The ability for mutually beneficial, balanced economic relationships to keep the peace is illustrated by the development and growth of today’s European Union (EU). The EU began as the European Coal and Steel Community formed by six nations shortly after World War II (1952), with the deliberate purpose of trying to build economic bonds (especially between France and Germany) to make the outbreak of war among them less likely. By the mid-1980s, the dozen nations that belonged to the EEC included Belgium, France, Germany, Great Britain, Italy, the Netherlands, Portugal and Spain. Think about this group of nations: they had fought countless wars with each other over the centuries, including World Wars I and II. They were also the major colonial powers that militarily dominated and exploited much of the rest of the world. Yet today, if you were to ask the leaders (or the citizens) of any of these countries what the odds of a war breaking out in their midst in the next fifty years, they wouldn’t even consider it a sensible question.
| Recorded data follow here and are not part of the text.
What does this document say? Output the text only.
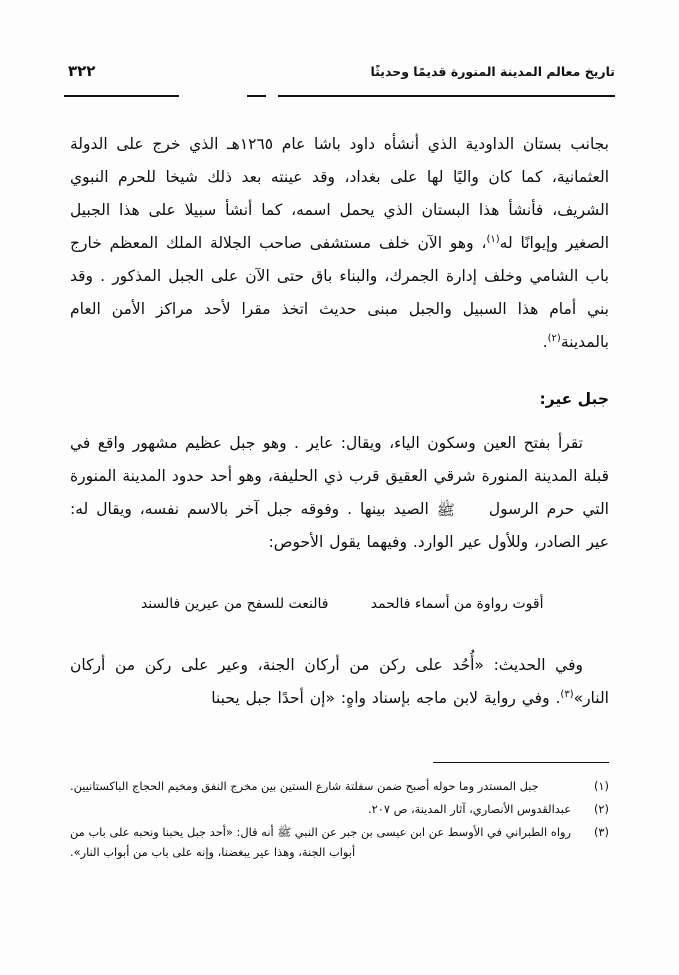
تاريخ معالم المدينة المنورة قديمًا وحديثًا
٣٢٢

بجانب بستان الداودية الذي أنشأه داود باشا عام ١٢٦٥هـ الذي خرج على الدولة العثمانية، كما كان واليًا لها على بغداد، وقد عينته بعد ذلك شيخا للحرم النبوي الشريف، فأنشأ هذا البستان الذي يحمل اسمه، كما أنشأ سبيلا على هذا الجبيل الصغير وإيوانًا له$^{(١)}$، وهو الآن خلف مستشفى صاحب الجلالة الملك المعظم خارج باب الشامي وخلف إدارة الجمرك، والبناء باق حتى الآن على الجبل المذكور . وقد بني أمام هذا السبيل والجبل مبنى حديث اتخذ مقرا لأحد مراكز الأمن العام بالمدينة$^{(٢)}$.

جبل عير:

تقرأ بفتح العين وسكون الياء، ويقال: عاير . وهو جبل عظيم مشهور واقع في قبلة المدينة المنورة شرقي العقيق قرب ذي الحليفة، وهو أحد حدود المدينة المنورة التي حرم الرسول ﷺ الصيد بينها . وفوقه جبل آخر بالاسم نفسه، ويقال له: عير الصادر، وللأول عير الوارد. وفيهما يقول الأحوص:

أقوت رواوة من أسماء فالحمد
فالنعت للسفح من عيرين فالسند

وفي الحديث: «أُحُد على ركن من أركان الجنة، وعير على ركن من أركان النار»$^{(٣)}$. وفي رواية لابن ماجه بإسناد واهٍ: «إن أحدًا جبل يحبنا

(١)
جبل المستدر وما حوله أصبح ضمن سفلتة شارع الستين بين مخرج النفق ومخيم الحجاج الباكستانيين.
(٢)
عبدالقدوس الأنصاري، آثار المدينة، ص ٢٠٧.
(٣)
رواه الطبراني في الأوسط عن ابن عيسى بن جبر عن النبي ﷺ أنه قال: «أحد جبل يحبنا ونحبه على باب من أبواب الجنة، وهذا عير يبغضنا، وإنه على باب من أبواب النار».
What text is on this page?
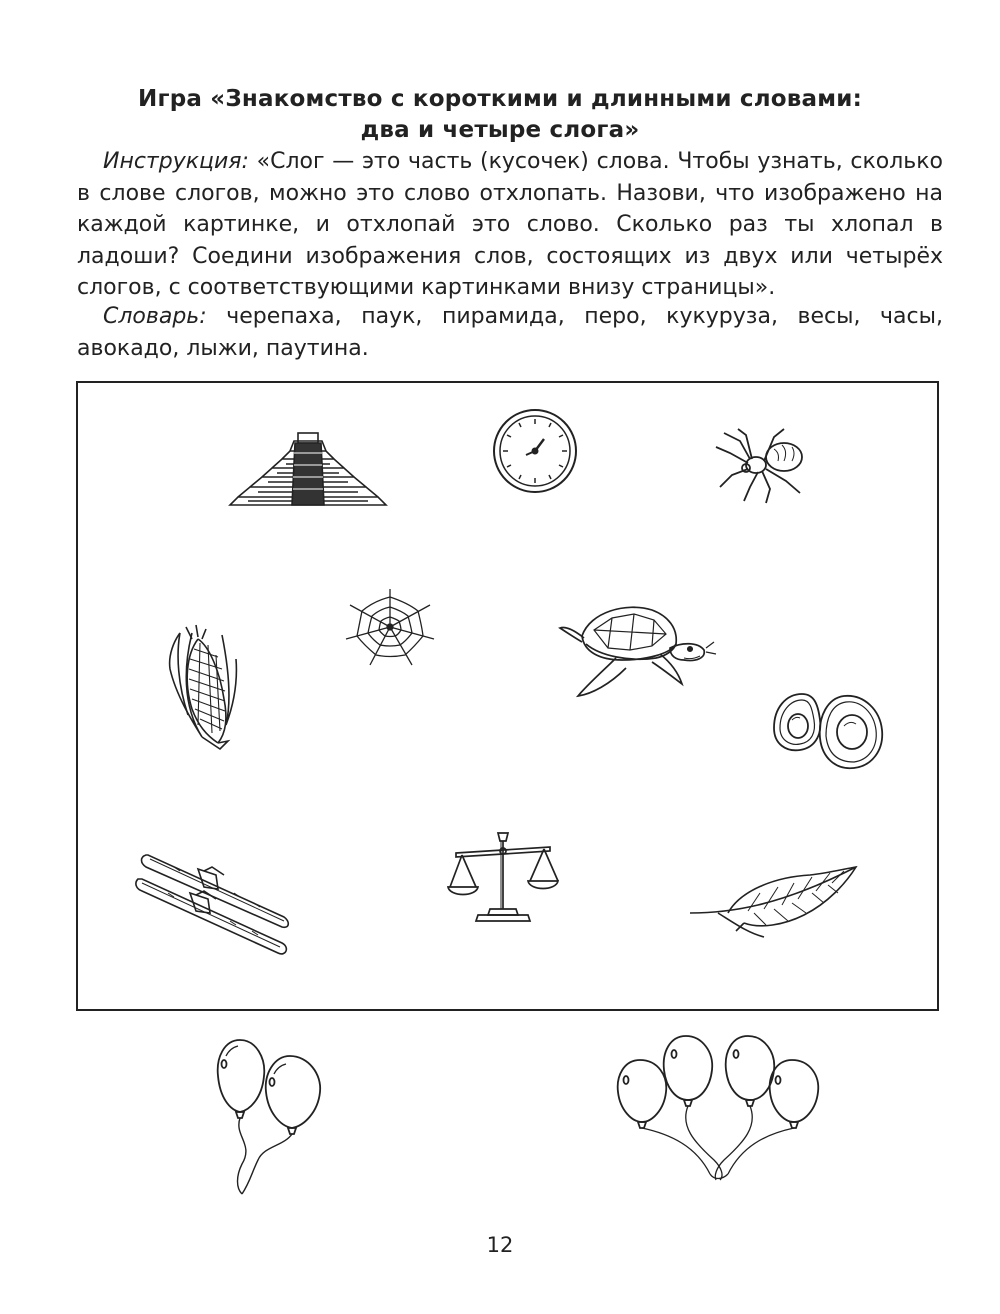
Игра «Знакомство с короткими и длинными словами:
два и четыре слога»
Инструкция: «Слог — это часть (кусочек) слова. Чтобы узнать, сколько в слове слогов, можно это слово отхлопать. Назови, что изображено на каждой картинке, и отхлопай это слово. Сколько раз ты хлопал в ладоши? Соедини изображения слов, состоящих из двух или четырёх слогов, с соответствующими картинками внизу страницы».
Словарь: черепаха, паук, пирамида, перо, кукуруза, весы, часы, авокадо, лыжи, паутина.
12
It is not as if these countries no longer have conflicts with each other. They currently face very serious problems, economic and otherwise. In the last few years alone, there were major disagreements over the banning of British beef by other EU member states because of “mad cow” disease in Britain; a sharp split over the 2003 invasion of Iraq (with Britain, the Netherlands and Spain strongly in support and France, Germany and Belgium strongly opposed); and more recently, serious conflicts over how to deal with the financial crisis.
But the EU nations understand that the network of balanced, mutually beneficial economic relationships they have created gives them a strong stake in finding ways to manage, if not to resolve, the conflicts they have with each other. They simply have too much to lose to let their disagreements get out of control. So they debate, they argue, they shout. But they no longer threaten, or even think about threatening each other militarily, let alone actually going to war. It is precisely success of this experiment in economic peacekeeping led to the European Union being awarded the Nobel Peace Prize in 2012. Even with all of its problems, the EU is proof that properly structured economic relationships can be used to build and keep peace even between former enemies.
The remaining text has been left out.